Is it funny, I can hear you asking? Eh. It’s way too reliant on slapstick for my tastes, and the actor doing Ralphie is too prone to manic overacting. That strikes me as very different than Ralphie’s meek geek personality from the first film, although people grow up and not always for the better. However, there are a few genuinely amusing moments, such as a trip to the dentist and an ice fishing expedition.
Two small details really worked in the movie’s favor. The first is that it’s spot-on with its period look, and doesn’t skimp at all. There are tons of locations, cars, outfits, toys, and other stuff that really work together to create a believable trip back to the past. The second detail is the narrator, who sounds so much like Jean Shepherd’s voice from the original.
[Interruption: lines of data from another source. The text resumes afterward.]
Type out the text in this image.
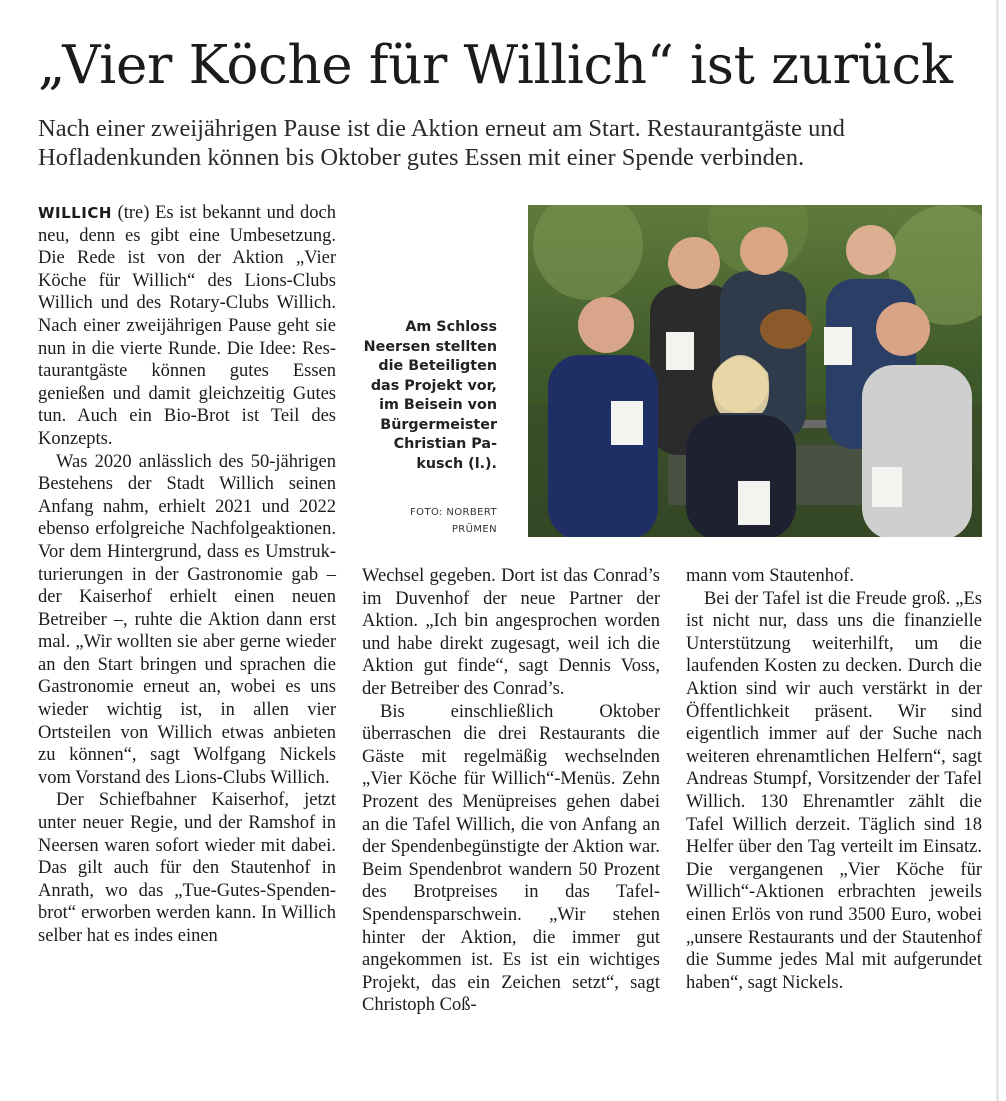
„Vier Köche für Willich“ ist zurück

Nach einer zweijährigen Pause ist die Aktion erneut am Start. Restaurantgäste und Hofladenkunden können bis Oktober gutes Essen mit einer Spende verbinden.

WILLICH (tre) Es ist bekannt und doch neu, denn es gibt eine Umbesetzung. Die Rede ist von der Aktion „Vier Köche für Willich“ des Lions-Clubs Willich und des Rotary-Clubs Willich. Nach einer zweijährigen Pause geht sie nun in die vierte Runde. Die Idee: Restaurantgäste können gutes Essen genießen und damit gleichzeitig Gutes tun. Auch ein Bio-Brot ist Teil des Konzepts.

Was 2020 anlässlich des 50-jährigen Bestehens der Stadt Willich seinen Anfang nahm, erhielt 2021 und 2022 ebenso erfolgreiche Nachfolgeaktionen. Vor dem Hintergrund, dass es Umstrukturierungen in der Gastronomie gab – der Kaiserhof erhielt einen neuen Betreiber –, ruhte die Aktion dann erst mal. „Wir wollten sie aber gerne wieder an den Start bringen und sprachen die Gastronomie erneut an, wobei es uns wieder wichtig ist, in allen vier Ortsteilen von Willich etwas anbieten zu können“, sagt Wolfgang Nickels vom Vorstand des Lions-Clubs Willich.

Der Schiefbahner Kaiserhof, jetzt unter neuer Regie, und der Ramshof in Neersen waren sofort wieder mit dabei. Das gilt auch für den Stautenhof in Anrath, wo das „Tue-Gutes-Spendenbrot“ erworben werden kann. In Willich selber hat es indes einen

Am Schloss Neersen stellten die Beteiligten das Projekt vor, im Beisein von Bürgermeister Christian Pakusch (l.).
FOTO: NORBERT PRÜMEN

Wechsel gegeben. Dort ist das Conrad’s im Duvenhof der neue Partner der Aktion. „Ich bin angesprochen worden und habe direkt zugesagt, weil ich die Aktion gut finde“, sagt Dennis Voss, der Betreiber des Conrad’s.

Bis einschließlich Oktober überraschen die drei Restaurants die Gäste mit regelmäßig wechselnden „Vier Köche für Willich“-Menüs. Zehn Prozent des Menüpreises gehen dabei an die Tafel Willich, die von Anfang an der Spendenbegünstigte der Aktion war. Beim Spendenbrot wandern 50 Prozent des Brotpreises in das Tafel-Spendensparschwein. „Wir stehen hinter der Aktion, die immer gut angekommen ist. Es ist ein wichtiges Projekt, das ein Zeichen setzt“, sagt Christoph Coß-

mann vom Stautenhof.

Bei der Tafel ist die Freude groß. „Es ist nicht nur, dass uns die finanzielle Unterstützung weiterhilft, um die laufenden Kosten zu decken. Durch die Aktion sind wir auch verstärkt in der Öffentlichkeit präsent. Wir sind eigentlich immer auf der Suche nach weiteren ehrenamtlichen Helfern“, sagt Andreas Stumpf, Vorsitzender der Tafel Willich. 130 Ehrenamtler zählt die Tafel Willich derzeit. Täglich sind 18 Helfer über den Tag verteilt im Einsatz. Die vergangenen „Vier Köche für Willich“-Aktionen erbrachten jeweils einen Erlös von rund 3500 Euro, wobei „unsere Restaurants und der Stautenhof die Summe jedes Mal mit aufgerundet haben“, sagt Nickels.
There was obviously effort put into this movie, is what I’m saying, and that’s not often seen with straight-to-DVD sequels.
So if you’re looking for a movie to mock, I suppose there’s enough here — especially if it offends you that it was even made. But I can’t really work myself up to kick it, because it feels like an earnest puppy trying to gain your approval after you’ve lost your old best friend.
And call me weird, but now that the sequel barrier is cracked, I kind of wouldn’t mind seeing Ralphie as an adult during Christmas in the 60s.
- Daniel Stern plays Ralphie’s Old Man. He was the narrator on The Wonder Years, which itself was inspired by the original A Christmas Story.
[Randy and his dad are fishing in the middle of a blizzard]
Narrator: And this is why Randy still lives in Fort Lauderdale.